Hay dos factores más que me interesaría destacar en la película. El primero es la actuación de Björk que encarna a la mujer cien por ciento “vontrierana” como no lo hizo ni siquiera la maravillosa Emily Watson de aquella cinta descarnada, que es “Contra Viento y Marea”, pues los ojos de esta cantante islandesa, su pequeño cuerpo y su voz, todo su ser, se erigen en expresión audiovisual inimaginable del melodrama moderno, mezcla los sonidos del mundo con su fantasía interior, y gracias a ello el mundo se convierte en un musical como aquellos que ella tanto ama. Y puede gritar sobre todo aquello que en la sociedad no se puede expresar. Y por todo esto este musical extraordinario es uno de los más grandes de todos los tiempos: porque por fin se funden en un todo, forma y fondo, además por fin se encuentra la excusa perfecta para convertir un drama social, una tragedia, en un espectáculo de canciones fúnebres, pues el punto de vista de la heroína es absoluto (la imagen es absoluta siempre), como debería ser siempre en el cine, la cantante islandesa parece estar alucinada, alienada. La hipnosis ya había sido un tema recurrente en el cine del danés: el final de “Epidemic” (1987) donde se hipnotizó realmente a una actriz o el inicio de “Europa” (1991) son prueba de ello. El otro punto de interés es la traición del director a las características estéticas del Dogma 95, pero particularmente rescata la cámara al hombro, que en general en ese manifiesto me parece un grave error, por lo menos como método a seguir para todo el cine que pretenda no convertirse en "ilusiones para mostrar las emociones". Una película de esa corriente puede ser tan tramposa y estar tan atada a las convenciones de género como cualquier otra: a día de hoy, creo que eso ya está probado. Sin embargo, “Bailarina en la Oscuridad” pone en relieve el uso de la cámara al hombro: acierto que radica en retratar la crudeza y el dolor que emana la cinta. Si el postulado creado por el mismo Von Trier funciona relativamente aquí es porque logra evitar ese peligro que antes he mencionado: que la cinta acabara cayendo en el telefilme. Porque “Bailarina en la Oscuridad” utiliza, igual que las malas películas, emociones muy básicas, pero llevándolas hasta un extremo casi inconcebible.

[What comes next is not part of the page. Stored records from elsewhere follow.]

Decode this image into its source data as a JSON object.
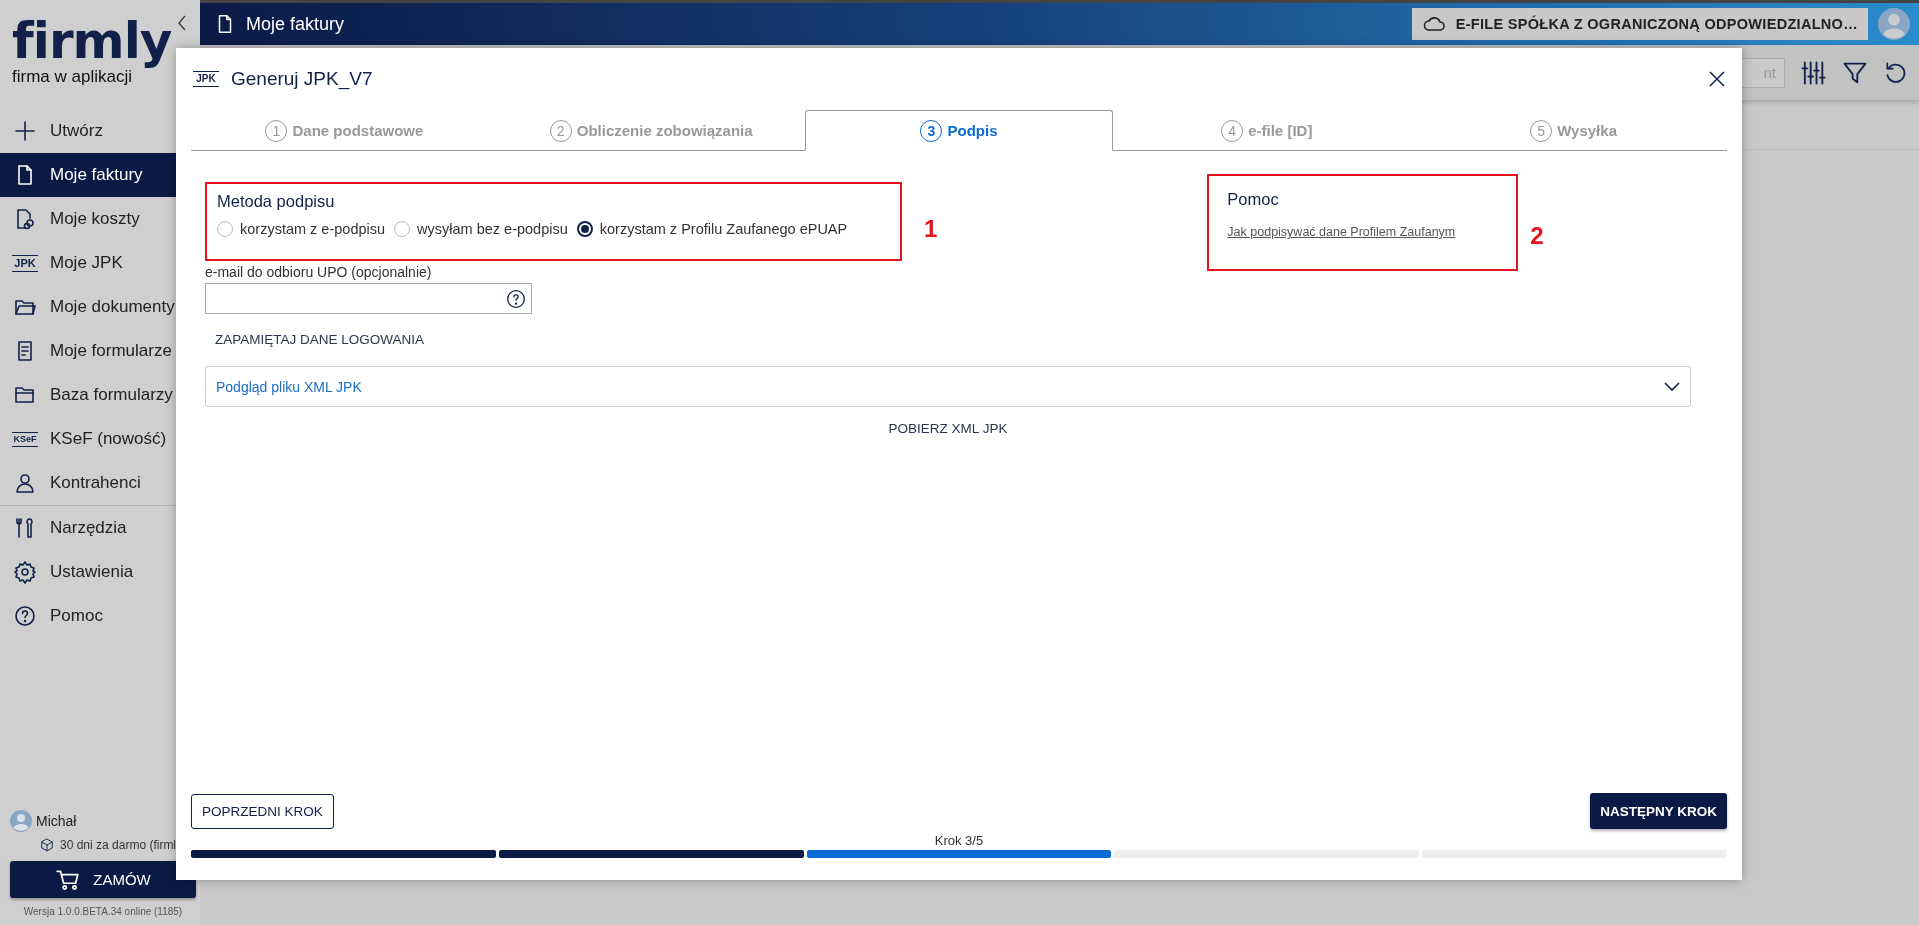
{
  "sidebar": {
    "logo": "firmly",
    "tagline": "firma w aplikacji",
    "items": [
      {
        "label": "Utwórz",
        "selected": false
      },
      {
        "label": "Moje faktury",
        "selected": true
      },
      {
        "label": "Moje koszty",
        "selected": false
      },
      {
        "label": "Moje JPK",
        "icon_text": "JPK",
        "selected": false
      },
      {
        "label": "Moje dokumenty",
        "selected": false
      },
      {
        "label": "Moje formularze",
        "selected": false
      },
      {
        "label": "Baza formularzy",
        "selected": false
      },
      {
        "label": "KSeF (nowość)",
        "icon_text": "KSeF",
        "selected": false
      },
      {
        "label": "Kontrahenci",
        "selected": false
      }
    ],
    "items_secondary": [
      {
        "label": "Narzędzia",
        "selected": false
      },
      {
        "label": "Ustawienia",
        "selected": false
      },
      {
        "label": "Pomoc",
        "selected": false
      }
    ],
    "user": {
      "name": "Michał",
      "plan": "30 dni za darmo (firml"
    },
    "order_button": "ZAMÓW",
    "version": "Wersja 1.0.0.BETA.34 online (1185)"
  },
  "top_bar": {
    "title": "Moje faktury",
    "company": "E-FILE SPÓŁKA Z OGRANICZONĄ ODPOWIEDZIALNO…"
  },
  "toolbar": {
    "search": {
      "placeholder": "nt"
    }
  },
  "dialog": {
    "icon_text": "JPK",
    "title": "Generuj JPK_V7",
    "steps": [
      {
        "number": "1",
        "label": "Dane podstawowe",
        "selected": false
      },
      {
        "number": "2",
        "label": "Obliczenie zobowiązania",
        "selected": false
      },
      {
        "number": "3",
        "label": "Podpis",
        "selected": true
      },
      {
        "number": "4",
        "label": "e-file [ID]",
        "selected": false
      },
      {
        "number": "5",
        "label": "Wysyłka",
        "selected": false
      }
    ],
    "signature": {
      "title": "Metoda podpisu",
      "annotation": "1",
      "options": [
        {
          "label": "korzystam z e-podpisu",
          "selected": false
        },
        {
          "label": "wysyłam bez e-podpisu",
          "selected": false
        },
        {
          "label": "korzystam z Profilu Zaufanego ePUAP",
          "selected": true
        }
      ]
    },
    "email": {
      "label": "e-mail do odbioru UPO (opcjonalnie)"
    },
    "remember_button": "ZAPAMIĘTAJ DANE LOGOWANIA",
    "xml_preview": {
      "label": "Podgląd pliku XML JPK",
      "expanded": false
    },
    "download_button": "POBIERZ XML JPK",
    "help": {
      "title": "Pomoc",
      "link": "Jak podpisywać dane Profilem Zaufanym",
      "annotation": "2"
    },
    "prev_button": "POPRZEDNI KROK",
    "next_button": "NASTĘPNY KROK",
    "progress_label": "Krok 3/5",
    "progress": [
      {
        "kind": "done"
      },
      {
        "kind": "done"
      },
      {
        "kind": "current"
      },
      {
        "kind": "pending"
      },
      {
        "kind": "pending"
      }
    ]
  }
}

Selma, durante toda la película, busca la música imaginada cuando quiere huir de la realidad: del trabajo opresivo, de la ceguera, del asesinato, de la detención, del juicio o de la muerte. Cuando la realidad es tan brutal que no hay modo de huir de ella, encuentra la música real, que brota por primera vez de sus labios como un himno de libertad y de felicidad postrera, que nos dice: podrán matarte, pero si no quieres no podrán cambiarte. Y cuando llega el atroz pero a la vez maravilloso final del filme, un silencio desolador colma la escena, demostrando que Von Trier no sólo es capaz de hilar fino con el sonido de la música, sino también con el sonido del silencio. Pero precisamente en su radicalidad “Bailarina en la Oscuridad” encuentra su razón de ser: sí Von Trier aflojara un poco la trampa que dibuja alrededor de Selma, el filme se convertiría en un pastiche; sí Björk interpretara, por muy bien que lo hiciera, en vez de estar poseída por alguna deidad furiosa, la película caería como ridículo. Incluso traicionar el Dogma 95 funciona, especialmente, en ese terrible final que sedujo incluso al mismísimo Ingmar Bergman, que es muy escéptico con el cine de Von Trier. Sin embargo, esa misma radicalidad de la propuesta la convierte en una película sobre la que no se puede edificar, no se puede crear un nuevo cine: una película excepcional y única. “Bailarina en la Oscuridad” es uno de los filmes más bellos de los últimos tiempos, es un poema, es cine revolucionario, que a diferencia de otras películas aupadas grotescamente a los altares por consenso divino, jamás ha despertado aquiescencias ni pactos de ninguna clase, se trata de un canto a la muerte capaz de alimentar desprecio, rechazo o desdén con tanta energía como convoca la vehemencia. Esto, para mí, es síntoma inequívoco de su juventud estética, pues ya dijo un gran poeta irlandés que cuando los críticos difieren, el artista está de acuerdo consigo mismo más que nunca. Y así es, realmente. Después de haber haber traicionado, el voto de castidad del Dogma 95, Von Trier era ya un artista más libre, lúcido, generoso y trágico que nunca, lo que se tradujo en uno de los melodramas musicales más sorprendentes, inclasificables y estremecedores que pueden verse en una pantalla.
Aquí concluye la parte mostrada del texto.